Eles foram jantar, e no final estavam interessados um no outro. Inês estava apaixonada, ele não queria se envolver porque sabia que acabaria matando-a. Foi em uma de suas conversas que ela disse que era filha da sua vitima, da mulher que ele tinha sequestrado. Para sua imensa surpresa. Inês estava muito envolvida e ele fugia dela, mas ela conseguira seu telefone e seu endereço. Ela foi vê-lo, mas ele estava decidido a não matá-la, assim, depois de um beijo, ele foi pegar uma surpresa e a mandou esperar de olhos fechados. Ela desmaiou com o clorofórmio, e ele colocou-a no carro e a deixou no estacionamento do seu prédio, em seu carro.
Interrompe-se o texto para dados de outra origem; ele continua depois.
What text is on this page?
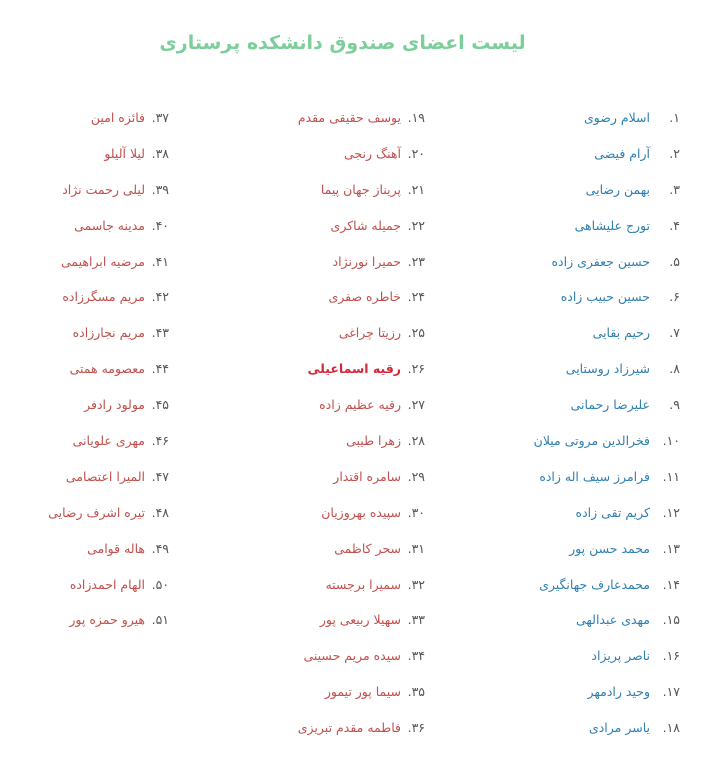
لیست اعضای صندوق دانشکده پرستاری
۱.اسلام رضوی
۲.آرام فیضی
۳.بهمن رضایی
۴.تورج علیشاهی
۵.حسین جعفری زاده
۶.حسین حبیب زاده
۷.رحیم بقایی
۸.شیرزاد روستایی
۹.علیرضا رحمانی
۱۰.فخرالدین مروتی میلان
۱۱.فرامرز سیف اله زاده
۱۲.کریم تقی زاده
۱۳.محمد حسن پور
۱۴.محمدعارف جهانگیری
۱۵.مهدی عبدالهی
۱۶.ناصر پریزاد
۱۷.وحید رادمهر
۱۸.یاسر مرادی
۱۹.یوسف حقیقی مقدم
۲۰.آهنگ رنجی
۲۱.پریناز جهان پیما
۲۲.جمیله شاکری
۲۳.حمیرا نورنژاد
۲۴.خاطره صفری
۲۵.رزیتا چراغی
۲۶.رقیه اسماعیلی
۲۷.رقیه عظیم زاده
۲۸.زهرا طیبی
۲۹.سامره اقتدار
۳۰.سپیده بهروزیان
۳۱.سحر کاظمی
۳۲.سمیرا برجسته
۳۳.سهیلا ربیعی پور
۳۴.سیده مریم حسینی
۳۵.سیما پور تیمور
۳۶.فاطمه مقدم تبریزی
۳۷.فائزه امین
۳۸.لیلا آلیلو
۳۹.لیلی رحمت نژاد
۴۰.مدینه جاسمی
۴۱.مرضیه ابراهیمی
۴۲.مریم مسگرزاده
۴۳.مریم نجارزاده
۴۴.معصومه همتی
۴۵.مولود رادفر
۴۶.مهری علویانی
۴۷.المیرا اعتصامی
۴۸.تیره اشرف رضایی
۴۹.هاله قوامی
۵۰.الهام احمدزاده
۵۱.هیرو حمزه پور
A essa altura ele estava cansado de ser aquele novo homem, queria poder voltar ao começo. E chegou à conclusão de que o que o impedia de ser aquele outro era ter perdido o medo. Era esse o motivo de ter sequestrado a mãe de Inês. Ela estava com medo agora, e dormindo com ela, poderia roubar dela o medo e voltar a ser o mesmo homem que era anos atrás, mesmo que fosse mais velho. Era isso que queria.

 

Autor do livro: Flávio Carneiro 

 

Fonte: Site Brasil Escola, escrito por Rebeca Cabral.